Regulators and electoral governance institutions
Regulators and electoral governance institutions might not directly apply generative AI models. Still, they should build capacities to coordinate and communicate on a technical level with campaign teams, platform companies and creators of generative AI. The German Digital Service Coordinator will be the Bundesnetzagentur, also responsible for telecommunications and having technical expertise within their institution. Here it could be possible to require very large online platforms (VLOPs) and very large online search engines (VLOSEs) to report specifically on political and electoral risks of their services, and potentially even a continuous election sphere monitoring by platforms and civil society actors.

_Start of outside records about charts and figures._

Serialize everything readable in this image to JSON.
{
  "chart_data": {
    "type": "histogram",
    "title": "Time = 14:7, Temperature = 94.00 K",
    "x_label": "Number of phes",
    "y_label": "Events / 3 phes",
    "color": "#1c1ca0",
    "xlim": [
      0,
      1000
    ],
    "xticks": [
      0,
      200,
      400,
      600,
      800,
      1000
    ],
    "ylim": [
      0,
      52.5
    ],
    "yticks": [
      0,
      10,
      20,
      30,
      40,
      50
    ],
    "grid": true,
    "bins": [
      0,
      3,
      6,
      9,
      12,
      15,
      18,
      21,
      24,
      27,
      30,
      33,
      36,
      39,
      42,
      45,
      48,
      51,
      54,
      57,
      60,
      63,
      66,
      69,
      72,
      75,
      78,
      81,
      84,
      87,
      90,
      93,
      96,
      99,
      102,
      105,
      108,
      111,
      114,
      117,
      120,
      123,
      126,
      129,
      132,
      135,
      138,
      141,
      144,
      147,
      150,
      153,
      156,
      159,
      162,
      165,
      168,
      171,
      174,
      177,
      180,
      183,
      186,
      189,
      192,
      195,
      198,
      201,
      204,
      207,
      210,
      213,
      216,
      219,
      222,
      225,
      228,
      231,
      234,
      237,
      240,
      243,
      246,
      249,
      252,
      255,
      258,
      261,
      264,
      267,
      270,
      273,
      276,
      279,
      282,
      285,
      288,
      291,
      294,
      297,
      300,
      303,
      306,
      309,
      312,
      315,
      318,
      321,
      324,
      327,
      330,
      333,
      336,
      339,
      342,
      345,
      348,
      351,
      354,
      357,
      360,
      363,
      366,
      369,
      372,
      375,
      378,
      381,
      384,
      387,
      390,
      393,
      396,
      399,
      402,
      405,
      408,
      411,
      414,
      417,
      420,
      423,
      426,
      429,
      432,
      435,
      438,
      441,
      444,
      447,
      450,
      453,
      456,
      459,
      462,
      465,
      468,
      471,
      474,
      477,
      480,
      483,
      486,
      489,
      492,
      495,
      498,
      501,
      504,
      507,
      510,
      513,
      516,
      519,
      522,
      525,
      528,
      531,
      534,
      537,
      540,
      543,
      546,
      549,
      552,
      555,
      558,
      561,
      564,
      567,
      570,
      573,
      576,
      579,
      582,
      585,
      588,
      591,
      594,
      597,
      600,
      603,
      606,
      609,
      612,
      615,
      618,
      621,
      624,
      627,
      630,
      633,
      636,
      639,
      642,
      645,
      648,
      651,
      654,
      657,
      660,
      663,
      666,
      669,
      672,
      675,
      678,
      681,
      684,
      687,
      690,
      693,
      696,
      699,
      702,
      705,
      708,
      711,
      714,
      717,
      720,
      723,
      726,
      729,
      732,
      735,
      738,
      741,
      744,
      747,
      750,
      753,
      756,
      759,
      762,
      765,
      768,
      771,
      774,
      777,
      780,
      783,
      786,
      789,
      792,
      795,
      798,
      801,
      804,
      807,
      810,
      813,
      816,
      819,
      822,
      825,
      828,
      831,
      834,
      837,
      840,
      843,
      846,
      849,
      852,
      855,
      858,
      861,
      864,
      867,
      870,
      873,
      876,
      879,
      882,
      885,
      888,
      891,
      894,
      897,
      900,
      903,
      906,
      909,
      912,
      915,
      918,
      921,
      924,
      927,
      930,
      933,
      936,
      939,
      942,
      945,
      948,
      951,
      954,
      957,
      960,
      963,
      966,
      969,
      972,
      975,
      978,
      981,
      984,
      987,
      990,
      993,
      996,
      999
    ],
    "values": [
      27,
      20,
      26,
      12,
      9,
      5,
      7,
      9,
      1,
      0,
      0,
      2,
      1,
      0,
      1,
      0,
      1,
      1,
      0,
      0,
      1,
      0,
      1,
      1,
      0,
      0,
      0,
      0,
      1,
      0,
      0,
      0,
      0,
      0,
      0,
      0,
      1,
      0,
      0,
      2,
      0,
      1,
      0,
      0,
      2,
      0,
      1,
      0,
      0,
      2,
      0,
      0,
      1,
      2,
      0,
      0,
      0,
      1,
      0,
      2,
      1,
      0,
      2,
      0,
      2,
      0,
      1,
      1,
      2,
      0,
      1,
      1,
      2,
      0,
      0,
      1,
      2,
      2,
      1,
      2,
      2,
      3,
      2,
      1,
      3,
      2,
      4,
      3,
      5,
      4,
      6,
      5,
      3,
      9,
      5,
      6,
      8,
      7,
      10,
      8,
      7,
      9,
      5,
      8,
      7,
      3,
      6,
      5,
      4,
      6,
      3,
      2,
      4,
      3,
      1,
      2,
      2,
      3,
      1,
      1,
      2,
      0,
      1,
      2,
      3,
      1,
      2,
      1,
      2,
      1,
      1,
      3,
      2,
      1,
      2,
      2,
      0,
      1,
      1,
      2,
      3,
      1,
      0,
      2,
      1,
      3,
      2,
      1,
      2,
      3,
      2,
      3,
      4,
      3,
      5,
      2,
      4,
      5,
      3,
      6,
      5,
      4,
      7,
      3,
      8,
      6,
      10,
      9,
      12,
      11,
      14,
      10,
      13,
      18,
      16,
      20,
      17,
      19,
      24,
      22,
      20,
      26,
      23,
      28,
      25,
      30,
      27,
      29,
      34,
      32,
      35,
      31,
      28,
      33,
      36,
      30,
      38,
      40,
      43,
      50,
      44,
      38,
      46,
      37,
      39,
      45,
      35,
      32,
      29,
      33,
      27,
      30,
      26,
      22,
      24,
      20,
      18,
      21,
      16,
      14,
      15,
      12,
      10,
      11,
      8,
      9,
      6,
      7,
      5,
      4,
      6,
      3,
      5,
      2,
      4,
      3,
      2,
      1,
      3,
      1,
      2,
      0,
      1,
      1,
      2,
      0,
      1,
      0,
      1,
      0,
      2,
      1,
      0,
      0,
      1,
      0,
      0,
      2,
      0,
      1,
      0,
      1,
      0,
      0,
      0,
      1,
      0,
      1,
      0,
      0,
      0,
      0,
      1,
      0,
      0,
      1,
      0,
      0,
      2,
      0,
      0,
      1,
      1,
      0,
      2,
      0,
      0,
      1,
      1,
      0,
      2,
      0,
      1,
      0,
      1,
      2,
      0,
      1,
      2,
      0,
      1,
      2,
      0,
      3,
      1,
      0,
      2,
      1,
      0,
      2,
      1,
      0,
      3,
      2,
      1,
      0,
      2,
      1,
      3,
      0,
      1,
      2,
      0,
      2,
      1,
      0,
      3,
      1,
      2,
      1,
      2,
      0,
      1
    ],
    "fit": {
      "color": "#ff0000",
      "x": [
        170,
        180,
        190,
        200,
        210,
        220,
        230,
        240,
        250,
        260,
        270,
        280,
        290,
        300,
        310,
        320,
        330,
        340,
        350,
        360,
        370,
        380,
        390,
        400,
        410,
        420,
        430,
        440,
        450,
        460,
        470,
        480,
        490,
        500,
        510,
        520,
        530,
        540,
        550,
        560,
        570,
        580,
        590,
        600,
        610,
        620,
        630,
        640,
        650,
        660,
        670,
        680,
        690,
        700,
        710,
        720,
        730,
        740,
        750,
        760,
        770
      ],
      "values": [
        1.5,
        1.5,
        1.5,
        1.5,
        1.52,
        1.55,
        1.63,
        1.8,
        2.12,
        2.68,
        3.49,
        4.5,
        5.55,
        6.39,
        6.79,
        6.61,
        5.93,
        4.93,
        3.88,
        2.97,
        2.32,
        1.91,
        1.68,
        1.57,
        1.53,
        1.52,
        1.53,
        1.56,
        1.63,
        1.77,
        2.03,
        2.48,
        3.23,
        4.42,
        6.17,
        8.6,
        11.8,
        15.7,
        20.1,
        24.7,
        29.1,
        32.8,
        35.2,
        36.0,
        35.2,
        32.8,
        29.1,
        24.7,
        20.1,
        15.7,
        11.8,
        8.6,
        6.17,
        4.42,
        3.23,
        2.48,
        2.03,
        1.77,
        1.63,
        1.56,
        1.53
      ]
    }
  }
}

Looking ahead, especially when generative AI starts to “dance” with respect to being autonomous and improving and recoding itself, regulators must prohibit, request or execute deletion of such systems when harmfully interfering with digital publics, especially during election campaign periods.
Summary
We argued that because generative AI yet does not dance as acting autonomous most application of generative AI rather provides tools for all sets of actors. Nevertheless, these tools will have significant consequences for election campaigns and their use by political actors can pose challenges to the integrity of elections. Thus, campaign codexes by organized campaigns and close coordination of regulators and digital platform providers are essential to limit the potential of misleading or disinforming content generated and disseminated by generative AI applications and systems. Establishing these safety mechanisms will be crucial to prevent interferences and protect the integrity of upcoming elections such as the European election and US presidential election in 2024, and the German Federal election in 2025.